Michael Moore is a man for the times. The head of the World Trade Organization (WTO) has come along just as the institutions of globalization are suffering from a severe crisis of legitimacy. They can only hold their ‘summits’ amid the chants of protesters and the sting of pepper spray. So they need to reinvent themselves and use classic jujitsu techniques to appropriate the language of their critics.
Enter Mike Moore. In a recent speech to the Swedish socialist youth federation he announced that he had always been a ‘labour man’. It is true that Moore comes from the Labour Party in Aotearoa/New Zealand where he held the trade portfolio and spent a few brief weeks as a lame-duck Prime Minister. But it was a Labour Party that had transformed itself into its opposite. Its ‘Rogernomics’ policies, inspired by Finance Minister Roger Douglas, had more in common with those of Ronald Reagan and Margaret Thatcher than with even the most tepid socialism. A local business weekly compared it to Pinochet’s Chile ‘without the gun’. It also plunged the country into recession and achieved rates of unemployment not seen since the 1930s. By 1990 the voters had had enough and pitched the Labour Party out of power.

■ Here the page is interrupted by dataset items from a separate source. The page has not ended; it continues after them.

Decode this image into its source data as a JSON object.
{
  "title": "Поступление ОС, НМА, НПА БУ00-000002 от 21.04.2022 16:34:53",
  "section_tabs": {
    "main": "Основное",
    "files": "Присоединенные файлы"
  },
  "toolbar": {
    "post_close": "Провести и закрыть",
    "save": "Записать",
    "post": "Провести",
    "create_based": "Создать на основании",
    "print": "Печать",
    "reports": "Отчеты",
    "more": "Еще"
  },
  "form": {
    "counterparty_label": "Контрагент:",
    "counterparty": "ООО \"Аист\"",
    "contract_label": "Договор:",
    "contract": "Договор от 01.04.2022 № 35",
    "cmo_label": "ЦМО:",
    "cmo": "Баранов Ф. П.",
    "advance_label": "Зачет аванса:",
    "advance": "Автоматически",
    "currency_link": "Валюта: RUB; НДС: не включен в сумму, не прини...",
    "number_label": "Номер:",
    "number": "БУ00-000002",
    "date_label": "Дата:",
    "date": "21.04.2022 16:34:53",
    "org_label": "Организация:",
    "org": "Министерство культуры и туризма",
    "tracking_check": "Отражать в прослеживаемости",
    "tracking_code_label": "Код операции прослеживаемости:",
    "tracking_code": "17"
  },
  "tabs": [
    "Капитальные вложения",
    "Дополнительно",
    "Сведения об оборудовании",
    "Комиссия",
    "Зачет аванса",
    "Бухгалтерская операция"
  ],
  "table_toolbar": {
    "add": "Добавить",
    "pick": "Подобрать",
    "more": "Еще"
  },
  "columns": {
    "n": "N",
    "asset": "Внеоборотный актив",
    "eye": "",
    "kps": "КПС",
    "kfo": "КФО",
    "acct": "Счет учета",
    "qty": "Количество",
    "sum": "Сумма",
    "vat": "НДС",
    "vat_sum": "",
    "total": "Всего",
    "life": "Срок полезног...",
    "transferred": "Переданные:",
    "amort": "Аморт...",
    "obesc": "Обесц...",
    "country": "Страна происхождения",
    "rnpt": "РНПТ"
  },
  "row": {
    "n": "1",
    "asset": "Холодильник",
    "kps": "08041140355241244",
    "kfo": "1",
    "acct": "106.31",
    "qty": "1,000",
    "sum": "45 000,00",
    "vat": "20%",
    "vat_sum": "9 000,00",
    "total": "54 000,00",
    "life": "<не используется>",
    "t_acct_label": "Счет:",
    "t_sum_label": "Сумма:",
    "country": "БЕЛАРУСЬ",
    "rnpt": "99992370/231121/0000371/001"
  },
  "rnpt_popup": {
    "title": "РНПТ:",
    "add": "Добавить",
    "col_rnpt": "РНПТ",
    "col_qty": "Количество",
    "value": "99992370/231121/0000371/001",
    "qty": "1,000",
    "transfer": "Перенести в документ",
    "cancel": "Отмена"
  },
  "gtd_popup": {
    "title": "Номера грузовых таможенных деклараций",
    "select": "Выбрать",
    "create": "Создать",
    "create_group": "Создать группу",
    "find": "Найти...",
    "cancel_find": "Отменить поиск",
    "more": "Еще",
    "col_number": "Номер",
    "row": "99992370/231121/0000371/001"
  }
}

Moore’s career was going nowhere fast. But then the WTO job came up. Moore’s pugnacious style and glib soundbite mentality offered the corporate globalizers just the kind of populist gloss they needed. He projects a shoot-from-the-hip, tough-guy-trade-unionist image that bemuses those who remember him playing fast-and-loose with workers’ rights back home.
Moore portrays anyone who stands in the way of the corporate agenda as reactionary losers. He characterizes his critics as ‘a few deranged misfits on the edges of obscure universities, people who tuck their shirts into their underpants, the remnants of pressure groups and a few geriatrics who claim that Marxism, like Christianity, has never been tried.’ If you have any doubts about his globalist vision you are a yogurt-guzzling defender of North Korean isolationism. Critics are neo-fascist reactionaries, luddite losers clinging on to the past or closet Stalinists with authoritarian designs – depending on the circumstances.
But it’s not all invective. Moore likes to think of himself as an intellectual heavyweight, a ‘big picture’ kind of a guy. He trots the globe giving speeches ‘In Praise of the Future’ – and who can be against the future? He portrays the search for corporate profits as a kind of ‘vision thing’ – lifting humanity from poverty and oppression into a golden age of freedom. He tends not to dwell on complexities and contradictions. So he praises China for its opening to consumer prosperity but there are no words for the political dissidents or independent trade unionists sitting in jail. Ironically, speaking about abstract History and the inevitable Future makes Moore sound very much like the Stalinists and Fascists he claims to despise.
In a review of one of his books, Big Picture, Nick McBride compares Moore to an attention-seeking child with grandiose dreams who is drunk with his own self-importance. The child sulks and pouts when he doesn’t get his own way and reverts to name-calling. McBride concludes that Moore ‘has none of the endearing qualities of children, he isn’t cute or innocent and, sadly, he doesn’t have the potential to mature into an adult’.
Maybe this underestimates him. After all, the media to whom he plays have a short attention span and are addicted to colourful soundbites. Free trade is badly in need of a huckster – and Moore knows it’s hard to hit a moving target.
So when he laments that ‘far too many people are still poor – 2.8 billion live on less than two dollars a day, barely enough for a Big Mac’, he subtly suggests that poverty may be an outrage but it can only be solved in a McFuture. He must be anticipating that no-one will think too hard about this – crowded camps of refugees all chewing on their Big Macs.